Seni uzaklarda aramak ve görmek, duymak için atan bu kalbimi Söz dinletemedim,dinlese uslanmaz şekilde seni istiyor. Kalbim sana hasta ve az sonra küçük bir hatırayı sana bırakıyorum
Bu ne demekti. Kalbi bana hasta mıydı ? Küçük hatıra derken diye soruyordum. “ Leydim bana söylediğiniz emri yerine getiremedim, bu gölge cini size bir şey vermek istedi.” Gölge cini genelde gölgelerden çıkmaz ama ne amaçlı çıkmıştı ki. Yoksa diyerek mektuptaki hatıra- Natasha var. ‘ Sanki emrimi yerine getirmeyi meraklısın.’ diye mırıldandı mı kesik kesik duymuş “ Bir şey mi dediniz?” Sordu. “ Yok. Çıkabilirsin.” Dedim ve kapı sesi duyduğumda emin olup gölge cini gölge dilinde bir şeyler fısıldamıştı ki çözmüştüm. Gölge dilinde ‘ Teşekkürler.’ demiştim. Elimde bir şey vardı. Hissetmeye çalıştım. Kısacık üstünde ses çıkaran zincirlerle kaplı başında demir zırh başlığı vardı. Aniden bir düğmeye bastığımda “ Güneşim” kelimesi çıktı. Gülümsedim. Kalbime ağrı girdi. İçimde coşturan o duygu neydi. Küçük bir gülümseme kıvılcım olup heyecana mı dönüştü. Duvara tutundum sonra o çınlama sesiyle dayanağım gitti. Daha sağlam tutunup bir yandan çılgın gibi gülümseyip delirmeye başlıyorum diğer yandan dayanmayı çalışıyorum. Acaba kendime küçük ilaç mı yapsam delirdiğim anda onu içip sakinliğimi koruyacak. Taş yerine belki bu işe yarayabilir.
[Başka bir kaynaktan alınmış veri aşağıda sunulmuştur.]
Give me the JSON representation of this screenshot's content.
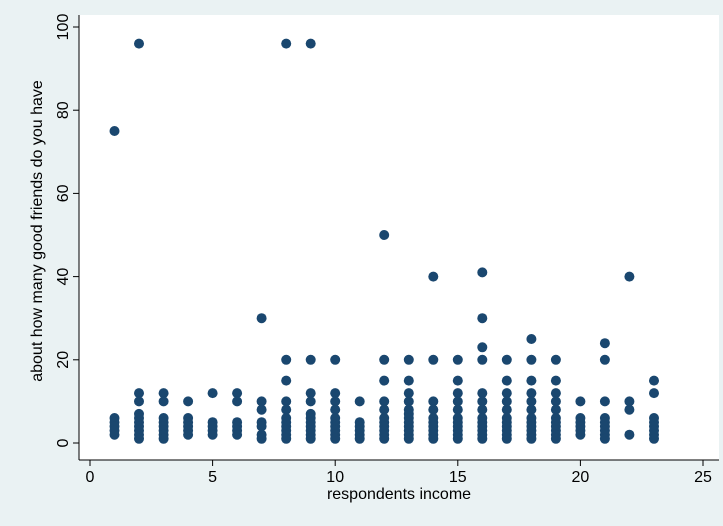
{
  "chart_data": {
    "type": "scatter",
    "title": "",
    "xlabel": "respondents income",
    "ylabel": "about how many good friends do you have",
    "xlim": [
      0,
      25
    ],
    "ylim": [
      0,
      100
    ],
    "xticks": [
      0,
      5,
      10,
      15,
      20,
      25
    ],
    "yticks": [
      0,
      20,
      40,
      60,
      80,
      100
    ],
    "grid": false,
    "colors": {
      "background": "#eaf2f3",
      "plot_background": "#ffffff",
      "marker": "#1a476f",
      "axis": "#000000"
    },
    "points": [
      [
        1,
        75
      ],
      [
        1,
        6
      ],
      [
        1,
        5
      ],
      [
        1,
        4
      ],
      [
        1,
        3
      ],
      [
        1,
        2
      ],
      [
        2,
        96
      ],
      [
        2,
        12
      ],
      [
        2,
        10
      ],
      [
        2,
        7
      ],
      [
        2,
        6
      ],
      [
        2,
        5
      ],
      [
        2,
        4
      ],
      [
        2,
        3
      ],
      [
        2,
        2
      ],
      [
        2,
        1
      ],
      [
        3,
        12
      ],
      [
        3,
        10
      ],
      [
        3,
        6
      ],
      [
        3,
        5
      ],
      [
        3,
        4
      ],
      [
        3,
        3
      ],
      [
        3,
        2
      ],
      [
        3,
        1
      ],
      [
        4,
        10
      ],
      [
        4,
        6
      ],
      [
        4,
        5
      ],
      [
        4,
        4
      ],
      [
        4,
        3
      ],
      [
        4,
        2
      ],
      [
        5,
        12
      ],
      [
        5,
        5
      ],
      [
        5,
        4
      ],
      [
        5,
        3
      ],
      [
        5,
        2
      ],
      [
        6,
        12
      ],
      [
        6,
        10
      ],
      [
        6,
        5
      ],
      [
        6,
        4
      ],
      [
        6,
        3
      ],
      [
        6,
        2
      ],
      [
        7,
        30
      ],
      [
        7,
        10
      ],
      [
        7,
        8
      ],
      [
        7,
        5
      ],
      [
        7,
        4
      ],
      [
        7,
        2
      ],
      [
        7,
        1
      ],
      [
        8,
        96
      ],
      [
        8,
        20
      ],
      [
        8,
        15
      ],
      [
        8,
        10
      ],
      [
        8,
        8
      ],
      [
        8,
        6
      ],
      [
        8,
        5
      ],
      [
        8,
        4
      ],
      [
        8,
        3
      ],
      [
        8,
        2
      ],
      [
        8,
        1
      ],
      [
        9,
        96
      ],
      [
        9,
        20
      ],
      [
        9,
        12
      ],
      [
        9,
        10
      ],
      [
        9,
        7
      ],
      [
        9,
        6
      ],
      [
        9,
        5
      ],
      [
        9,
        4
      ],
      [
        9,
        3
      ],
      [
        9,
        2
      ],
      [
        9,
        1
      ],
      [
        10,
        20
      ],
      [
        10,
        12
      ],
      [
        10,
        10
      ],
      [
        10,
        8
      ],
      [
        10,
        6
      ],
      [
        10,
        5
      ],
      [
        10,
        4
      ],
      [
        10,
        3
      ],
      [
        10,
        2
      ],
      [
        10,
        1
      ],
      [
        11,
        10
      ],
      [
        11,
        5
      ],
      [
        11,
        4
      ],
      [
        11,
        3
      ],
      [
        11,
        2
      ],
      [
        11,
        1
      ],
      [
        12,
        50
      ],
      [
        12,
        20
      ],
      [
        12,
        15
      ],
      [
        12,
        10
      ],
      [
        12,
        8
      ],
      [
        12,
        6
      ],
      [
        12,
        5
      ],
      [
        12,
        4
      ],
      [
        12,
        3
      ],
      [
        12,
        2
      ],
      [
        12,
        1
      ],
      [
        13,
        20
      ],
      [
        13,
        15
      ],
      [
        13,
        12
      ],
      [
        13,
        10
      ],
      [
        13,
        8
      ],
      [
        13,
        7
      ],
      [
        13,
        6
      ],
      [
        13,
        5
      ],
      [
        13,
        4
      ],
      [
        13,
        3
      ],
      [
        13,
        2
      ],
      [
        13,
        1
      ],
      [
        14,
        40
      ],
      [
        14,
        20
      ],
      [
        14,
        10
      ],
      [
        14,
        8
      ],
      [
        14,
        6
      ],
      [
        14,
        5
      ],
      [
        14,
        4
      ],
      [
        14,
        3
      ],
      [
        14,
        2
      ],
      [
        14,
        1
      ],
      [
        15,
        20
      ],
      [
        15,
        15
      ],
      [
        15,
        12
      ],
      [
        15,
        10
      ],
      [
        15,
        8
      ],
      [
        15,
        6
      ],
      [
        15,
        5
      ],
      [
        15,
        4
      ],
      [
        15,
        3
      ],
      [
        15,
        2
      ],
      [
        15,
        1
      ],
      [
        16,
        41
      ],
      [
        16,
        30
      ],
      [
        16,
        23
      ],
      [
        16,
        20
      ],
      [
        16,
        12
      ],
      [
        16,
        10
      ],
      [
        16,
        8
      ],
      [
        16,
        6
      ],
      [
        16,
        5
      ],
      [
        16,
        4
      ],
      [
        16,
        3
      ],
      [
        16,
        2
      ],
      [
        16,
        1
      ],
      [
        17,
        20
      ],
      [
        17,
        15
      ],
      [
        17,
        12
      ],
      [
        17,
        10
      ],
      [
        17,
        8
      ],
      [
        17,
        6
      ],
      [
        17,
        5
      ],
      [
        17,
        4
      ],
      [
        17,
        3
      ],
      [
        17,
        2
      ],
      [
        17,
        1
      ],
      [
        18,
        25
      ],
      [
        18,
        20
      ],
      [
        18,
        15
      ],
      [
        18,
        12
      ],
      [
        18,
        10
      ],
      [
        18,
        8
      ],
      [
        18,
        6
      ],
      [
        18,
        5
      ],
      [
        18,
        4
      ],
      [
        18,
        3
      ],
      [
        18,
        2
      ],
      [
        18,
        1
      ],
      [
        19,
        20
      ],
      [
        19,
        15
      ],
      [
        19,
        12
      ],
      [
        19,
        10
      ],
      [
        19,
        8
      ],
      [
        19,
        6
      ],
      [
        19,
        5
      ],
      [
        19,
        4
      ],
      [
        19,
        3
      ],
      [
        19,
        2
      ],
      [
        19,
        1
      ],
      [
        20,
        10
      ],
      [
        20,
        6
      ],
      [
        20,
        5
      ],
      [
        20,
        4
      ],
      [
        20,
        3
      ],
      [
        20,
        2
      ],
      [
        21,
        24
      ],
      [
        21,
        20
      ],
      [
        21,
        10
      ],
      [
        21,
        6
      ],
      [
        21,
        5
      ],
      [
        21,
        4
      ],
      [
        21,
        3
      ],
      [
        21,
        2
      ],
      [
        21,
        1
      ],
      [
        22,
        40
      ],
      [
        22,
        10
      ],
      [
        22,
        8
      ],
      [
        22,
        2
      ],
      [
        23,
        15
      ],
      [
        23,
        12
      ],
      [
        23,
        6
      ],
      [
        23,
        5
      ],
      [
        23,
        4
      ],
      [
        23,
        3
      ],
      [
        23,
        2
      ],
      [
        23,
        1
      ]
    ]
  }
}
Dayan Lita. Çınlama sesi gidene kadar dayan sonra oyuncağı alıp korunaklı odama girip kendime ilaç yapacağım. Belki işime yarayabilir bir süre. Bir süre kendimi geldiğimde rahat bir nefes aldıktan sonra elime oyuncağı alıp aşağıya korunaklı odama gittiğimde aşağıya indim. Merdivenin bir basamağında oturup bay gizemin hatıra dediği bebeği dokunarak hissettim. Kulağıma dayadım kuklayı, her güneşim dediğinde geçen karşılaştığımız sese o kadar benziyordu ki sanki yanımda bana canlı canlı güneşim diyordu. O bana bir kuklasını verdiyse bende ona küçük bir serçe yollayabilirim. Ama onun için büyülü hayvanlar kitabını almam lazım. Nyla olursa yanımda ona söylerdim ama yok. Bu işin en kötü tarafı diyebilirim. Nyla acaba bu zamana kadar nerede saklandı ya da nerede kalıyor bilmiyordum. İçim içimi yiyordu. Gölge sarayın içinde dolanmak isterdim. Yakın bir zamanda özellikle kızıl güneş gününde bir gün sonrası bahar festivali olacak. Ben bahar festivalini biriyle gitmeyi hep can atmıştım. Şimdi ev hapsine kaldım. İyi mi oldu. Hiç iyi olmadı. Kuklayı bir kez basıp “ Güneşim.” Demesine gülümsedim. Güneşi görmek istemiştim. Tenimde hissettim ama görmek için can attım. Tüm güzellikleri. Ayağa kalkıp şu dengesizliği mi gidermek için akşama kadar kitaplara odaklandım. Gölge cinler bazı konularda yardımcı oldu. Malzemeleri bulmam açısında ben söyledim onlar getirdi ve iksir fanusunun içine koyduk bir bitki özünü ezip kaynatıp sıvı haline getirip buzluğa koymuştum. Benim uykum gelmişti. Akşam yemeğini odama istedim. Natasha elimde tepsiyle önüme koyup yedirmeyi çalıştı izin vermedim. “ Ben yerim sen gidip dinlen.” “ Pek fazla bir şey yapmadım leydim,” “ Natasha uykum var ve gidebilirsin.” deyip gönderdim. Yemeğimi yedikten sonra gölge cinler masaya koyup tepsiyi gölgeye çekildiler. Feneri söndürüp aklıma ilk gelen şeyi yapacaktım. Maskeyle uyumak istemiyorum ama kontrolü elimden bırakamam uyumadan aşağıdan bir mumu yanıma alarak yukarı çıkarken alanı devre dışı bırakarak yukarı çıktım. Mumu yatağın yanındaki komidinin yanına koyarak sonunda biraz ferahlıkla uyumak için demir maskeyi gözümden çıkarmıştım. Bana verdiği kuklayı bakarken kendisi de böyle görünüyor mu bilemedim. O gün gelsin ona bakmak istemiştim. O da bana bakar mı ya da söyler mi. Kesin o zaman tam tanışacağız seninle. Kuklayı sarılarak gözlerimi yumdum.